Middle distance runner Yuliya will also be receiving a scholarship to be used for her training.
The husband and wife duo have taken up residence at an unknown location in the United States due to having to flee Russia after they provided evidence of state-sponsored doping in 2014.
Their allegations, made to German television channel ARD, led directly to an International Association of Athletics Federations (IAAF) investigation, which resulted in Russia being banned in November 2015.
A request has also been made by the IOC to the United States Olympic Committee (USOC) for assistance in contacting universities and training facilities.
This all represents the first genuine sign of support by the IOC to the husband and wife duo in what can be interpreted as an attempt to encourage other whistleblowers to come forward.
They had been fiercely criticised in July for their refusal to allow Stepanova - who previously served a two-year doping ban - to compete as an independent athlete at the Rio 2016 Olympic Games, despite the IAAF having allowed her to participate internationally.
This was because she had "long implication in a doping system" and supposedly did "not satisfy the ethical requirements for an athlete to enter the Olympic Games".
Stepanov claimed during an August teleconference that the IOC had offered them "no support" and sought to use the situation only to benefit their "own position".
He is now far more positive, however.
"We have had the opportunity to meet the IOC President Bach," he told insidethegames when asked to confirm the support they had received today.
"We are very happy that we are now in a position to further fight doping and bring in our experiences in Russia and as whistleblowers.
"And we are very thankful that the IOC is giving us this opportunity."
When asked if they feel that this support is sufficient given the IOCs previously reluctance to reward or even praise their contribution, Stepanov praised what he now believes is a "genuine wish" from the IOC to offer support.
"We have not been given the impression that the IOC feels that there is anything to make up for," he added.
"The IOC is of the opinion that the decision was the correct one to be made according to their rules.
"Yuliya received the approval to compete in Rio as a neutral athlete by the IAAF but the IOC did not allow her to compete.
"We were not happy with the decision and voiced our concern but we respect the decision and would like to move forward.
"It was never our intention to get Yuliya to compete in Rio at any cost.
"We do not feel that the current support is meant to make up for anything and had the feeling that there is a genuine wish of the IOC to benefit from our knowledge and to support Yuliya in her career as a clean athlete.
"We would like to show to other athletes that it is necessary to fight doping and international sports organisations will support athletes that want to make sports cleaner and fairer."

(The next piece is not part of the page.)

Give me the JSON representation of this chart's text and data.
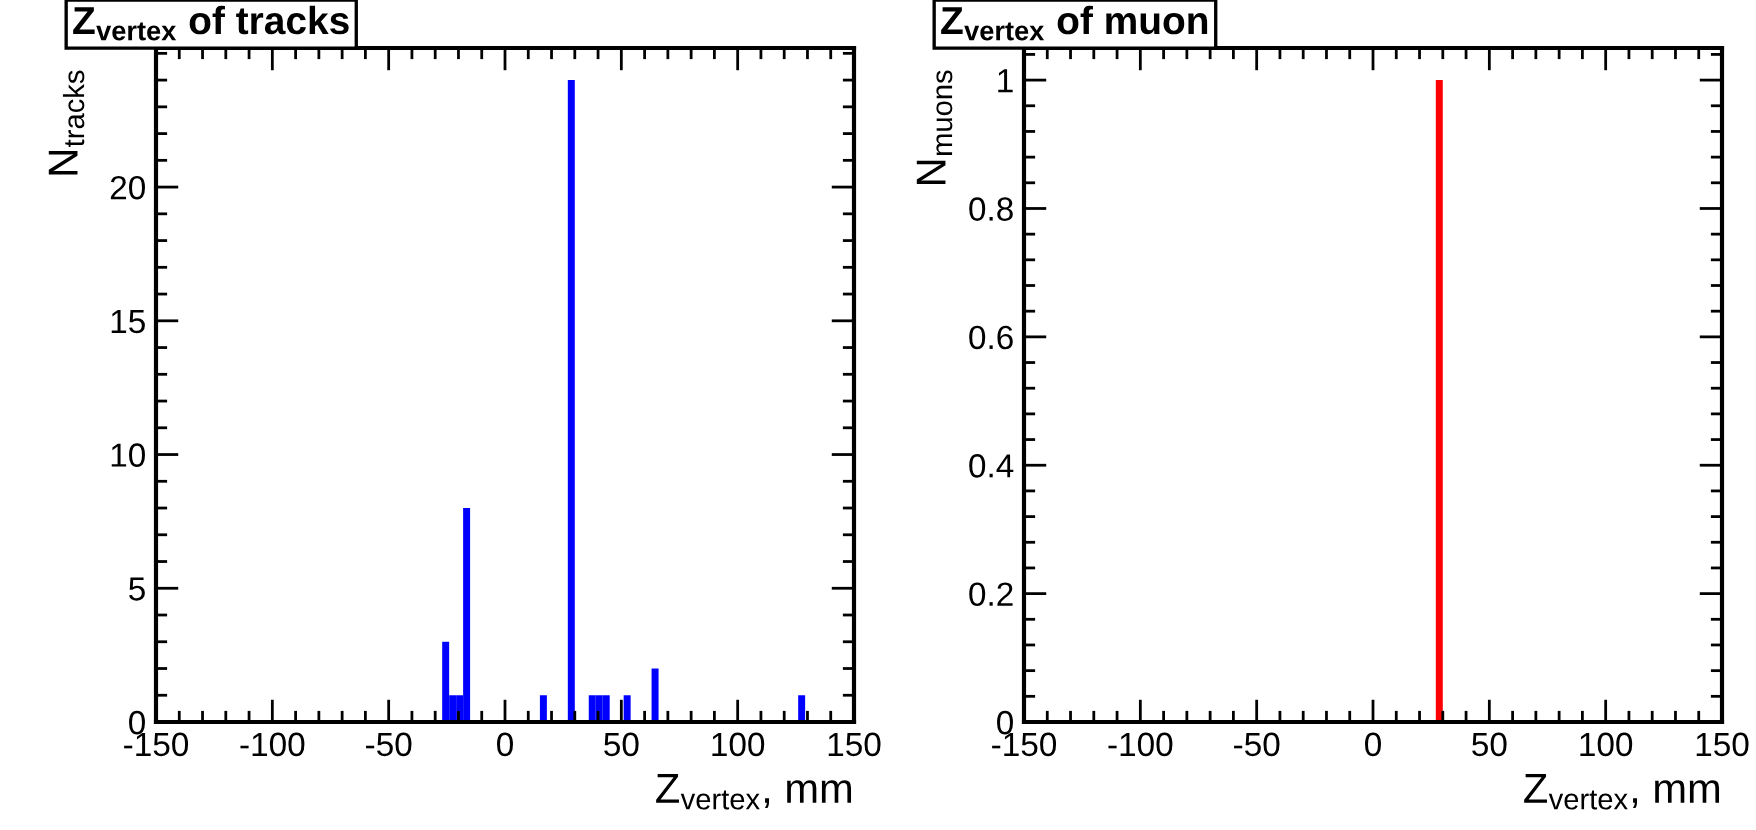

This support comes as Russia continues its attempts to improve its anti-doping system with an eye to having its IAAF suspension lifted.
Only one Russian athlete - long jumper Darya Klishina - ultimately competed at the Olympics after being the only one to prove she had been operating in an "effective testing system" outside the country.
A separate World Anti-Doping Agency (WADA)-commissioned investigation has opened this year into alleged doping during the Sochi 2014 Olympic and Paralympic Games.
This probe, spearheaded by Canadian lawyer Richard McLaren, is expected to reveal more evidence within the next month.
While lauded as whistleblowing pioneers in much of the world, the Stepanovs are seen as traitors in Russia for setting this chain of investigations into motion.
The couple were forced to move locations over the summer after both Stepanova's email address and her Anti-Doping Administration & Management System (ADAMS) online whereabouts account were hacked.
"Yuliya is sorry for her past mistakes and regrets doping and not speaking up sooner," Stepanov added to insidethegames.
"She was made to believe that doping is the only way to become international level athlete.
"But we hope with her actions over the past almost four years she showed that she has changed.
"We would love to continue helping to fight doping in the future in any possible way and we are glad that the IOC understands our intentions."
insidethegames has contacted the IOC for clarification on what support they provided.